Questioned during the debate on the Government's Business Rates Supplements Bill (designed to allow local authorities to a levy a "super rate" on businesses in order to fund infrastructure programmes) the Minister told North Thanet's MP, Roger Gale that:
"….the essential economic case for saying that there should be a liability for business rates on empty property remains and it is this. It is likely to increase the incentive to re-let, re-use or sell empty business properties and therefore also likely to reduce the rents that other businesses pay for the use of their premises"
In response to Gale's suggestion that property owners could find themselves paying a "super-rate" supplement on top of 100% empty property rates the Minister asserted that local authorities would have the power to exempt empty properties from the supplementary rate and added that next year the government would remove the liability to pay rates "on 7 out of ten empty properties".

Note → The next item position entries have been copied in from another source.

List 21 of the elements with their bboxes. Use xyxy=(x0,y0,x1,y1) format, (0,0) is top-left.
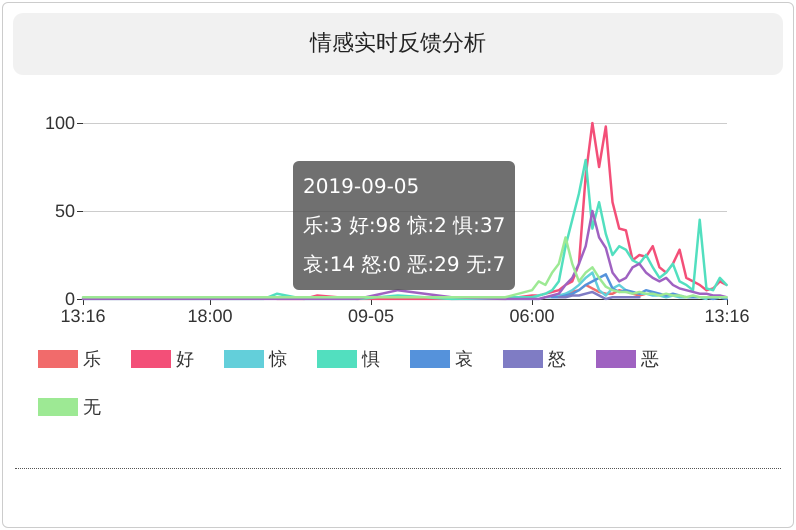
legend-label: 惧 xyxy=(361,349,380,369)
y-tick-label: 0 xyxy=(64,289,75,309)
chart-title: 情感实时反馈分析 xyxy=(13,13,783,75)
legend-label: 恶 xyxy=(640,349,659,369)
x-tick-label: 13:16 xyxy=(704,306,750,326)
legend-label: 好 xyxy=(176,349,194,369)
y-tick-label: 50 xyxy=(54,201,75,221)
legend-label: 无 xyxy=(83,397,101,417)
annotation: 2019-09-05 xyxy=(303,173,420,200)
legend-label: 哀 xyxy=(455,349,473,369)
legend-label: 惊 xyxy=(268,349,287,369)
x-tick-label: 09-05 xyxy=(348,306,394,326)
annotation: 乐:3 好:98 惊:2 惧:37 xyxy=(303,212,506,239)
tooltip-box: 2019-09-05 乐:3 好:98 惊:2 惧:37 哀:14 怒:0 恶:29 无:7 xyxy=(293,161,516,290)
legend-label: 乐 xyxy=(83,349,101,369)
x-tick-label: 06:00 xyxy=(509,306,555,326)
x-tick-label: 13:16 xyxy=(60,306,106,326)
legend-label: 怒 xyxy=(547,349,566,369)
annotation: 哀:14 怒:0 恶:29 无:7 xyxy=(303,251,506,278)
x-tick-label: 18:00 xyxy=(187,306,233,326)
y-tick-label: 100 xyxy=(44,113,75,133)
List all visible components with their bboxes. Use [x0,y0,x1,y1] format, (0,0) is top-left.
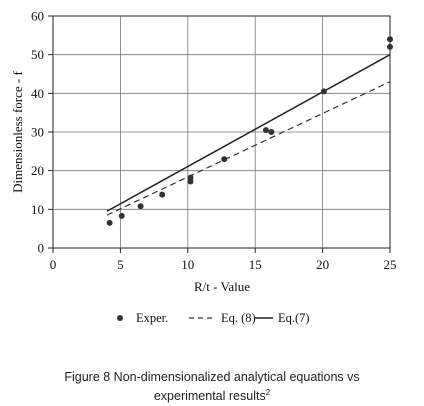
legend: Exper. Eq. (8) Eq.(7) [117,311,310,325]
x-tick-label: 0 [50,257,57,272]
x-tick-label: 25 [384,257,397,272]
x-tick-label: 5 [117,257,124,272]
y-ticks: 0 10 20 30 40 50 60 [31,9,53,256]
x-tick-label: 10 [181,257,194,272]
chart: 0 10 20 30 40 50 60 0 5 10 15 20 25 Dimensionless f… [10,9,397,326]
data-point [187,174,194,181]
data-point [320,88,327,95]
caption-line-2-text: experimental results [153,389,266,404]
data-point [118,212,125,219]
figure-caption: Figure 8 Non-dimensionalized analytical … [0,370,424,404]
y-tick-label: 50 [31,47,44,62]
data-point [262,127,269,134]
data-point [106,219,113,226]
eq8-line [106,81,391,216]
legend-label-eq8: Eq. (8) [221,311,256,325]
y-tick-label: 30 [31,125,44,140]
x-tick-label: 20 [316,257,329,272]
data-point [387,36,393,43]
y-axis-label: Dimensionless force - f [10,71,25,193]
data-point [159,191,166,198]
caption-line-1: Figure 8 Non-dimensionalized analytical … [64,370,360,384]
y-tick-label: 0 [38,241,45,256]
data-point [268,129,275,135]
legend-marker-exper [117,315,123,321]
data-point [387,43,393,50]
y-tick-label: 40 [31,86,44,101]
eq7-line [106,54,391,212]
x-axis-label: R/t - Value [194,279,250,294]
y-tick-label: 10 [31,202,44,217]
data-point [221,156,228,163]
caption-line-2: experimental results2 [0,385,424,404]
caption-superscript: 2 [265,388,271,397]
experimental-points [106,36,393,226]
y-tick-label: 20 [31,163,44,178]
legend-label-exper: Exper. [136,311,168,325]
data-point [137,203,144,210]
x-ticks: 0 5 10 15 20 25 [50,248,397,272]
x-tick-label: 15 [249,257,262,272]
legend-label-eq7: Eq.(7) [278,311,310,325]
grid [53,16,390,248]
y-tick-label: 60 [31,9,44,24]
series-lines [106,54,391,216]
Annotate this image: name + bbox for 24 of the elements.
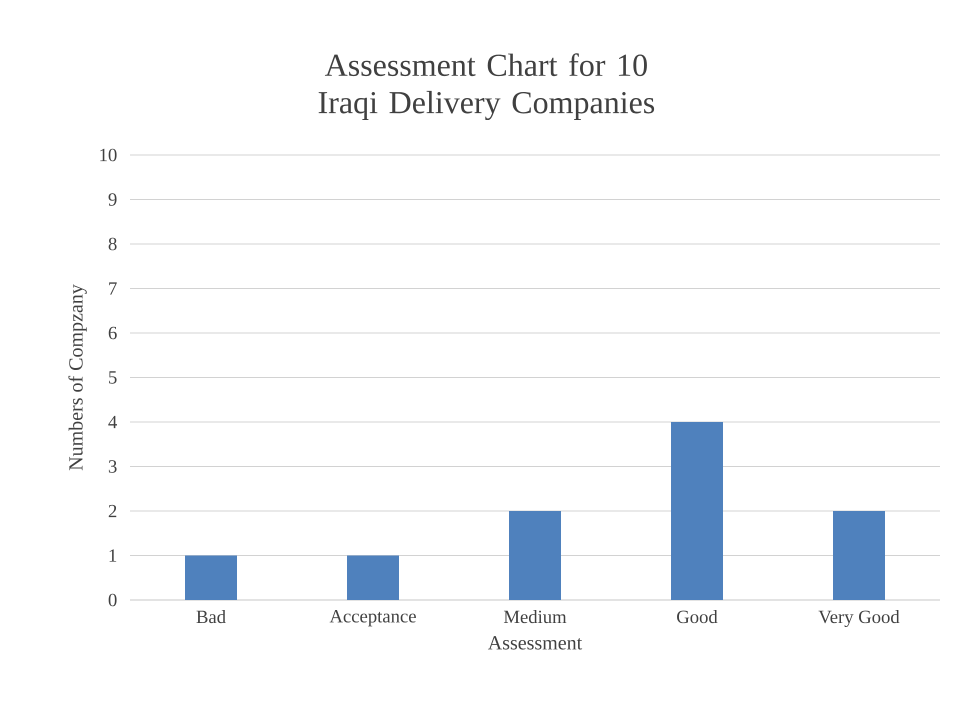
y-tick-label: 5 xyxy=(109,371,117,384)
y-tick-label: 6 xyxy=(108,326,117,340)
y-tick-label: 10 xyxy=(100,148,117,162)
bar xyxy=(671,422,724,600)
x-axis-title: Assessment xyxy=(488,636,582,650)
y-tick-label: 0 xyxy=(108,594,117,606)
y-tick-label: 4 xyxy=(108,416,118,428)
bar xyxy=(833,511,886,600)
bar xyxy=(509,511,562,600)
chart-title: Assessment Chart for 10 Iraqi Delivery Companies xyxy=(318,53,654,120)
y-tick-label: 9 xyxy=(108,193,117,206)
x-tick-label: Bad xyxy=(196,610,226,624)
y-axis-title: Numbers of Compzany xyxy=(68,284,87,470)
y-tick-label: 2 xyxy=(108,504,116,518)
y-tick-label: 3 xyxy=(108,460,117,473)
x-tick-label: Medium xyxy=(504,610,566,624)
y-tick-label: 8 xyxy=(108,238,117,250)
y-tick-label: 1 xyxy=(110,549,116,562)
x-tick-label: Good xyxy=(677,610,718,624)
bar xyxy=(347,556,400,600)
x-tick-label: Very Good xyxy=(818,610,900,628)
x-tick-label: Acceptance xyxy=(330,610,416,626)
bar xyxy=(185,556,238,600)
y-tick-label: 7 xyxy=(109,282,117,295)
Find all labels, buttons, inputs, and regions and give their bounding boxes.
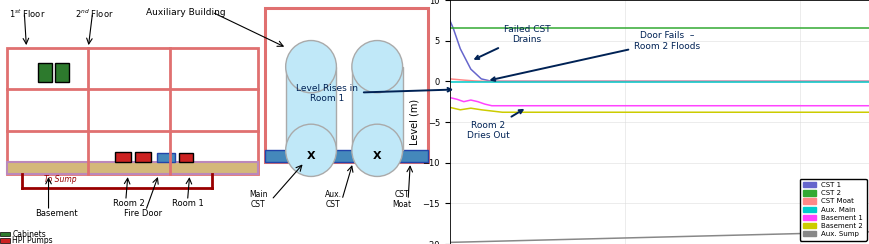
Ellipse shape — [351, 41, 402, 93]
FancyBboxPatch shape — [7, 162, 258, 174]
FancyBboxPatch shape — [0, 232, 10, 236]
FancyBboxPatch shape — [115, 152, 131, 162]
Line: CST 1: CST 1 — [449, 20, 869, 81]
Text: Failed CST
Drains: Failed CST Drains — [474, 25, 549, 59]
Text: Aux.
CST: Aux. CST — [324, 190, 342, 209]
FancyBboxPatch shape — [55, 63, 70, 82]
Basement 2 — [454, 108, 465, 111]
Text: Room 1: Room 1 — [172, 199, 203, 208]
Text: CST
Moat: CST Moat — [391, 190, 410, 209]
Basement 1 — [451, 98, 461, 101]
Basement 1 — [864, 104, 869, 107]
FancyBboxPatch shape — [264, 150, 428, 162]
Text: Basement: Basement — [36, 209, 78, 218]
Text: Main
CST: Main CST — [249, 190, 267, 209]
Legend: CST 1, CST 2, CST Moat, Aux. Main, Basement 1, Basement 2, Aux. Sump: CST 1, CST 2, CST Moat, Aux. Main, Basem… — [799, 179, 866, 241]
Basement 1 — [472, 100, 482, 103]
Text: Room 2
Dries Out: Room 2 Dries Out — [467, 110, 522, 140]
CST Moat — [479, 80, 489, 83]
Text: 1$^{st}$ Floor: 1$^{st}$ Floor — [9, 8, 45, 20]
Basement 2 — [496, 111, 507, 114]
CST Moat — [864, 80, 869, 83]
Text: HPI Pumps: HPI Pumps — [12, 236, 53, 244]
Text: Auxiliary Building: Auxiliary Building — [145, 8, 225, 17]
FancyBboxPatch shape — [351, 67, 402, 150]
CST Moat — [468, 80, 479, 82]
FancyBboxPatch shape — [178, 153, 193, 162]
Text: X: X — [373, 151, 381, 161]
Y-axis label: Level (m): Level (m) — [409, 99, 420, 145]
CST 1 — [864, 80, 869, 83]
Basement 2 — [864, 111, 869, 114]
Text: 2$^{nd}$ Floor: 2$^{nd}$ Floor — [75, 8, 114, 20]
Line: CST Moat: CST Moat — [449, 79, 869, 81]
CST 1 — [444, 19, 454, 22]
Text: Room 2: Room 2 — [112, 199, 144, 208]
CST 1 — [465, 68, 475, 71]
FancyBboxPatch shape — [37, 63, 51, 82]
Basement 2 — [465, 107, 475, 110]
CST 1 — [448, 27, 458, 30]
FancyBboxPatch shape — [135, 152, 151, 162]
FancyBboxPatch shape — [264, 8, 428, 162]
FancyBboxPatch shape — [156, 153, 175, 162]
FancyBboxPatch shape — [0, 238, 10, 243]
Basement 1 — [486, 104, 496, 107]
CST Moat — [458, 79, 468, 81]
Ellipse shape — [351, 124, 402, 176]
CST 1 — [475, 77, 486, 80]
CST Moat — [444, 77, 454, 80]
Ellipse shape — [285, 41, 336, 93]
CST 1 — [454, 47, 465, 50]
Basement 2 — [475, 108, 486, 111]
Basement 1 — [444, 96, 454, 99]
FancyBboxPatch shape — [285, 67, 336, 150]
CST 1 — [486, 80, 496, 83]
Text: Cabinets: Cabinets — [12, 230, 46, 239]
Text: Door Fails  –
Room 2 Floods: Door Fails – Room 2 Floods — [491, 31, 700, 81]
Basement 1 — [465, 99, 475, 102]
Ellipse shape — [285, 124, 336, 176]
Text: Level Rises in
Room 1: Level Rises in Room 1 — [296, 84, 451, 103]
Basement 1 — [479, 103, 489, 106]
Line: Basement 1: Basement 1 — [449, 98, 869, 106]
CST 1 — [514, 80, 525, 83]
FancyBboxPatch shape — [7, 48, 258, 174]
Line: Basement 2: Basement 2 — [449, 107, 869, 112]
Basement 2 — [444, 106, 454, 109]
Basement 1 — [458, 100, 468, 103]
Text: Fire Door: Fire Door — [123, 209, 162, 218]
Text: To Sump: To Sump — [44, 175, 76, 184]
Text: X: X — [307, 151, 315, 161]
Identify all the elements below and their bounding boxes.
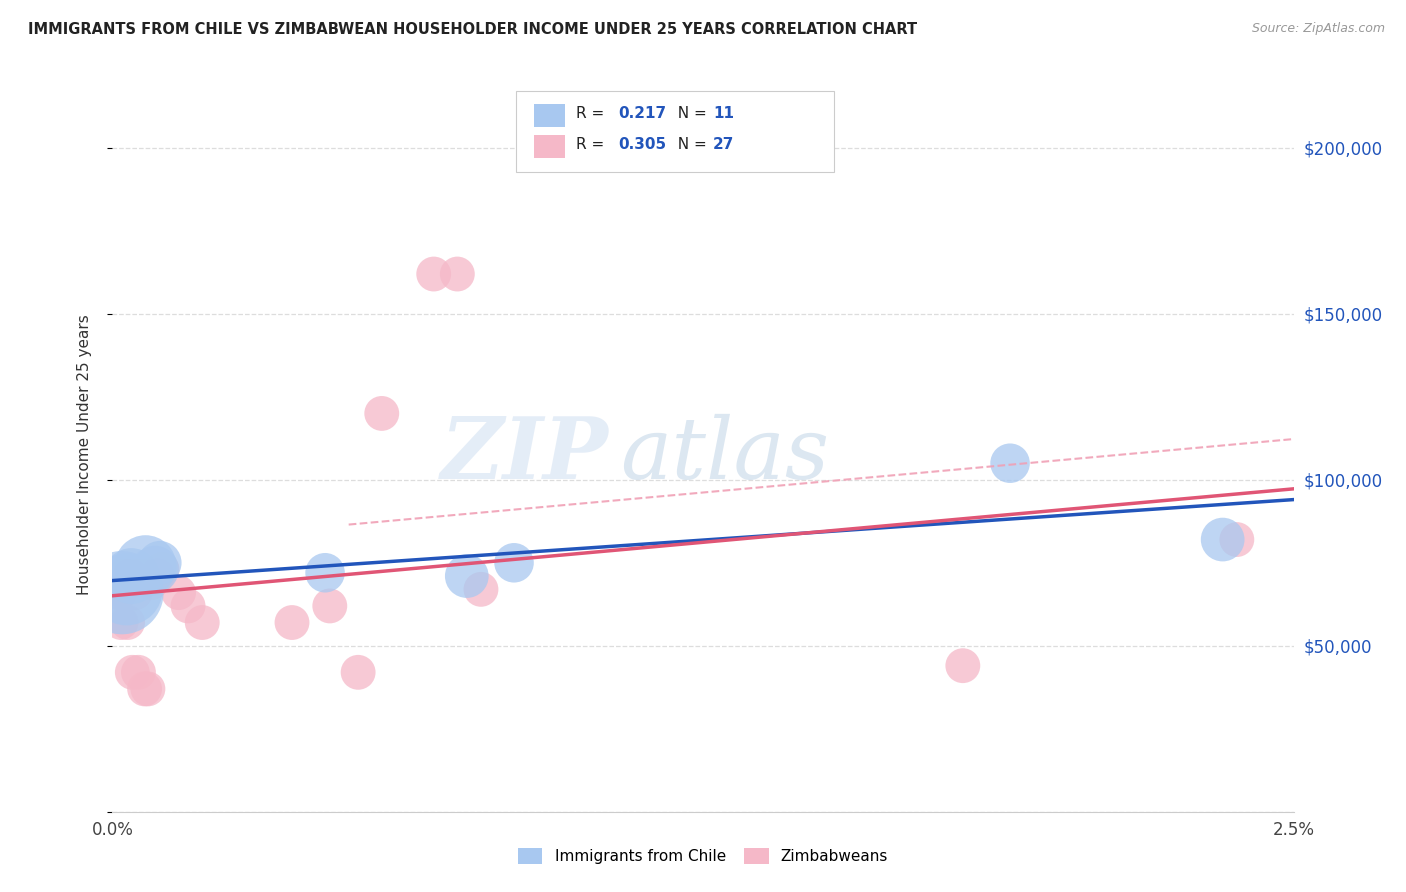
Text: R =: R = xyxy=(576,106,610,120)
Point xyxy=(134,681,156,696)
Point xyxy=(998,456,1021,470)
Point xyxy=(1212,533,1234,547)
Text: N =: N = xyxy=(668,137,711,152)
Point xyxy=(281,615,304,630)
Text: 0.305: 0.305 xyxy=(619,137,666,152)
Point xyxy=(446,267,468,281)
Point xyxy=(149,556,172,570)
Text: atlas: atlas xyxy=(620,414,830,496)
Text: 27: 27 xyxy=(713,137,734,152)
Text: 0.217: 0.217 xyxy=(619,106,666,120)
Point xyxy=(191,615,214,630)
Point xyxy=(371,406,394,420)
Point xyxy=(105,582,128,597)
Point xyxy=(177,599,200,613)
Point xyxy=(127,665,149,680)
Text: 11: 11 xyxy=(713,106,734,120)
Point xyxy=(136,681,159,696)
Point xyxy=(124,585,146,599)
Point xyxy=(110,615,132,630)
Point xyxy=(347,665,370,680)
Point xyxy=(143,562,166,576)
Point xyxy=(150,562,173,576)
Point xyxy=(314,566,336,580)
Point xyxy=(422,267,444,281)
Text: N =: N = xyxy=(668,106,711,120)
Point xyxy=(456,569,478,583)
Point xyxy=(108,585,131,599)
Text: IMMIGRANTS FROM CHILE VS ZIMBABWEAN HOUSEHOLDER INCOME UNDER 25 YEARS CORRELATIO: IMMIGRANTS FROM CHILE VS ZIMBABWEAN HOUS… xyxy=(28,22,917,37)
Point xyxy=(503,556,526,570)
Point xyxy=(115,582,138,597)
Point xyxy=(135,559,157,574)
Y-axis label: Householder Income Under 25 years: Householder Income Under 25 years xyxy=(77,315,91,595)
Point xyxy=(117,615,139,630)
Point xyxy=(111,585,134,599)
Point xyxy=(167,585,190,599)
Legend: Immigrants from Chile, Zimbabweans: Immigrants from Chile, Zimbabweans xyxy=(510,840,896,871)
Point xyxy=(319,599,342,613)
Point xyxy=(1226,533,1249,547)
Point xyxy=(146,569,169,583)
Point xyxy=(470,582,492,597)
Point xyxy=(121,665,143,680)
Point xyxy=(120,569,142,583)
Text: Source: ZipAtlas.com: Source: ZipAtlas.com xyxy=(1251,22,1385,36)
Text: ZIP: ZIP xyxy=(440,413,609,497)
Point xyxy=(112,569,135,583)
Point xyxy=(120,569,142,583)
Text: R =: R = xyxy=(576,137,610,152)
Point xyxy=(141,575,163,590)
Point xyxy=(952,658,974,673)
Point xyxy=(129,569,152,583)
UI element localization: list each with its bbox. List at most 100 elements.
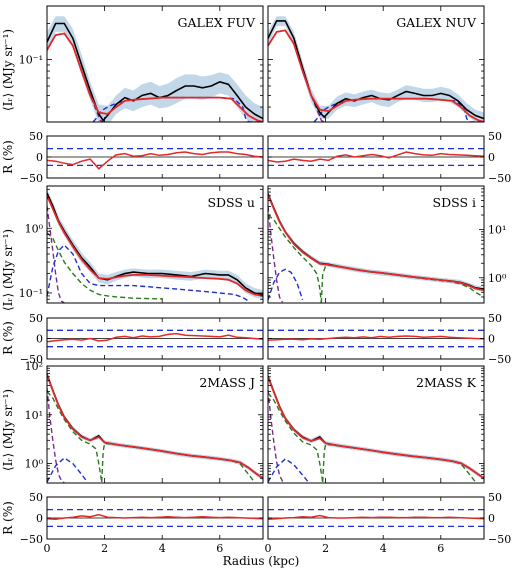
plot-area bbox=[47, 16, 263, 122]
x-axis-label: Radius (kpc) bbox=[223, 554, 300, 568]
y-tick-label: 10⁰ bbox=[25, 222, 44, 235]
series-model bbox=[268, 29, 484, 122]
residual-series bbox=[268, 514, 484, 521]
panel-2mass-k: 2MASS K bbox=[267, 365, 485, 484]
uncertainty-band bbox=[268, 16, 484, 122]
panel-title: SDSS u bbox=[207, 195, 255, 210]
y-axis-label-row2: ⟨Iᵣ⟩ (MJy sr⁻¹) bbox=[1, 229, 15, 311]
series-nucleus bbox=[268, 390, 286, 483]
residual-plot-area bbox=[268, 508, 484, 528]
x-tick-label: 4 bbox=[380, 542, 387, 555]
residual-plot-area bbox=[47, 508, 263, 528]
panel-galex-nuv: GALEX NUV bbox=[267, 5, 485, 123]
residual-y-tick-label: 50 bbox=[29, 312, 43, 325]
series-disk bbox=[47, 244, 249, 302]
y-tick-label: 10⁻¹ bbox=[19, 53, 43, 66]
series-bulge bbox=[268, 214, 322, 303]
series-disk bbox=[47, 457, 88, 483]
residual-y-tick-label: 50 bbox=[488, 491, 502, 504]
panel-title: SDSS i bbox=[433, 195, 476, 210]
residual-series bbox=[268, 151, 484, 163]
y-tick-label: 10⁰ bbox=[488, 272, 507, 285]
axes-frame bbox=[267, 365, 485, 484]
residual-y-tick-label: −50 bbox=[488, 172, 511, 185]
series-disk-outer bbox=[320, 264, 484, 303]
residual-2mass-k: −50 0 50 0 2 4 6 bbox=[265, 491, 512, 555]
series-disk bbox=[268, 268, 304, 301]
panel-title: 2MASS J bbox=[199, 375, 255, 390]
plot-area bbox=[268, 191, 484, 303]
series-bulge bbox=[47, 391, 103, 483]
uncertainty-band bbox=[47, 16, 263, 122]
series-nucleus bbox=[47, 388, 65, 483]
residual-y-tick-label: 0 bbox=[488, 512, 495, 525]
y-tick-label: 10⁻¹ bbox=[19, 287, 43, 300]
residual-galex-fuv: −50 0 50 bbox=[20, 130, 264, 185]
series-model bbox=[268, 194, 484, 292]
series-model bbox=[47, 195, 263, 297]
panel-2mass-j: 10⁰ 10¹ 10² 2MASS J bbox=[25, 360, 264, 484]
x-tick-label: 6 bbox=[437, 542, 444, 555]
plot-area bbox=[268, 373, 484, 483]
panel-title: 2MASS K bbox=[416, 375, 477, 390]
y-axis-residual-label-row2: R (%) bbox=[1, 321, 15, 355]
panel-title: GALEX NUV bbox=[396, 15, 477, 30]
axes-frame bbox=[46, 5, 264, 123]
residual-y-tick-label: −50 bbox=[488, 533, 511, 546]
panel-sdss-i: 10⁰ 10¹ SDSS i bbox=[267, 185, 507, 304]
residual-y-tick-label: −50 bbox=[488, 353, 511, 366]
residual-y-tick-label: 0 bbox=[36, 512, 43, 525]
y-axis-label-row3: ⟨Iᵣ⟩ (MJy sr⁻¹) bbox=[1, 389, 15, 471]
series-bulge bbox=[268, 392, 324, 483]
x-tick-label: 6 bbox=[216, 542, 223, 555]
y-tick-label: 10² bbox=[25, 360, 43, 373]
x-tick-label: 0 bbox=[265, 542, 272, 555]
y-tick-label: 10⁰ bbox=[25, 458, 44, 471]
series-nucleus bbox=[268, 206, 284, 303]
x-tick-label: 4 bbox=[159, 542, 166, 555]
residual-y-tick-label: 0 bbox=[36, 151, 43, 164]
residual-y-tick-label: 0 bbox=[36, 333, 43, 346]
residual-series bbox=[47, 513, 263, 521]
residual-sdss-i: −50 0 50 bbox=[267, 312, 511, 366]
residual-series bbox=[268, 335, 484, 341]
series-disk bbox=[268, 458, 309, 483]
series-nucleus bbox=[47, 206, 65, 303]
residual-y-tick-label: 50 bbox=[488, 130, 502, 143]
panel-title: GALEX FUV bbox=[177, 15, 256, 30]
residual-plot-area bbox=[47, 147, 263, 170]
series-model bbox=[268, 376, 484, 480]
series-data bbox=[47, 22, 263, 122]
series-model bbox=[47, 374, 263, 480]
residual-y-tick-label: −50 bbox=[20, 533, 43, 546]
residual-plot-area bbox=[268, 329, 484, 348]
series-model bbox=[47, 32, 263, 122]
residual-y-tick-label: −50 bbox=[20, 172, 43, 185]
plot-area bbox=[47, 189, 263, 303]
y-axis-residual-label-row3: R (%) bbox=[1, 501, 15, 535]
residual-y-tick-label: 50 bbox=[29, 491, 43, 504]
residual-y-tick-label: 50 bbox=[29, 130, 43, 143]
residual-galex-nuv: −50 0 50 bbox=[267, 130, 511, 185]
plot-area bbox=[268, 16, 484, 122]
residual-sdss-u: −50 0 50 bbox=[20, 312, 264, 366]
residual-plot-area bbox=[47, 329, 263, 348]
x-tick-label: 2 bbox=[322, 542, 329, 555]
residual-y-tick-label: 0 bbox=[488, 333, 495, 346]
residual-y-tick-label: 50 bbox=[488, 312, 502, 325]
panel-galex-fuv: 10⁻¹ GALEX FUV bbox=[19, 5, 264, 123]
y-axis-residual-label-row1: R (%) bbox=[1, 140, 15, 174]
residual-y-tick-label: −50 bbox=[20, 353, 43, 366]
x-tick-label: 2 bbox=[101, 542, 108, 555]
x-tick-label: 0 bbox=[44, 542, 51, 555]
axes-frame bbox=[267, 185, 485, 304]
y-axis-label-row1: ⟨Iᵣ⟩ (MJy sr⁻¹) bbox=[1, 29, 15, 111]
residual-plot-area bbox=[268, 147, 484, 167]
plot-area bbox=[47, 372, 263, 483]
axes-frame bbox=[46, 365, 264, 484]
residual-series bbox=[47, 151, 263, 170]
uncertainty-band bbox=[47, 189, 263, 300]
y-tick-label: 10¹ bbox=[488, 224, 506, 237]
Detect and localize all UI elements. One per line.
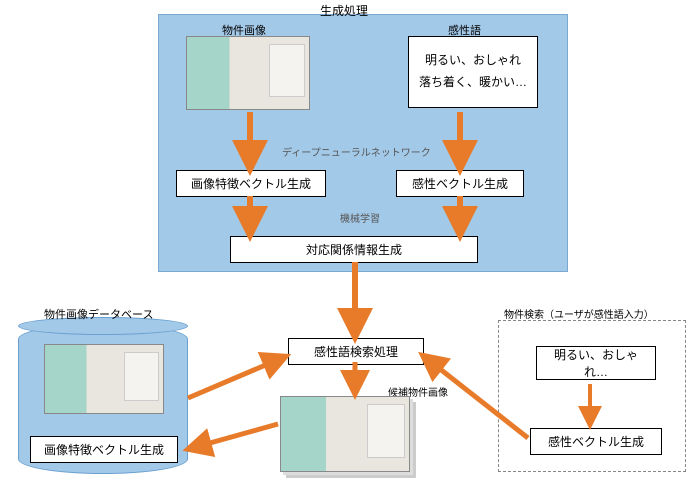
property-image bbox=[186, 36, 310, 110]
database-title: 物件画像データベース bbox=[44, 306, 153, 322]
dnn-note: ディープニューラルネットワーク bbox=[282, 144, 431, 159]
relation-gen-box: 対応関係情報生成 bbox=[230, 236, 478, 263]
image-vector-gen-box: 画像特徴ベクトル生成 bbox=[176, 170, 326, 197]
user-input-box: 明るい、おしゃれ… bbox=[536, 346, 656, 380]
ml-note: 機械学習 bbox=[340, 210, 380, 225]
search-process-box: 感性語検索処理 bbox=[288, 338, 424, 365]
kansei-vector-gen-box: 感性ベクトル生成 bbox=[396, 170, 524, 197]
user-input-text: 明るい、おしゃれ… bbox=[545, 346, 647, 380]
generation-title: 生成処理 bbox=[320, 2, 368, 19]
kansei-examples-box: 明るい、おしゃれ 落ち着く、暖かい… bbox=[408, 36, 538, 108]
user-kansei-vec-box: 感性ベクトル生成 bbox=[530, 428, 662, 455]
kansei-examples-text: 明るい、おしゃれ 落ち着く、暖かい… bbox=[419, 50, 527, 93]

Commenting on the Minister’s statements Roger Gale, who with South Thanet's Laura Sandys has been campaigning on behalf of the Thanet and East Kent Chamber of Commerce against the empty property tax, says:
"John Healey is simply not living in the world that local businesses inhabit. First, no amount of "incentive" is going to enable owners to let or to sell, in the present economic climate, unoccupied properties. Second, owners are paying the empty property tax now - and have been since last April. To say that they may get some relief next year is too little and too late. Third, the business revaluation due to take place next year (based upon 2008 rents) is likely to mean that fewer businesses will benefit from any relief than the government at present predicts. Fourth, businesses currently occupying premises have signed contracts so that any "reduction in rents" is very unlikely. Finally, who ever heard of a local authority not levying the taxes that it is entitled to claim: strapped for cash, the idea that they will "exempt" empty properties from supplements is improbable.
The fact is that under the proposals contained within this legislation the owner of an empty shop or warehouse could find themselves paying not 100% but 102% in rates during this recession!"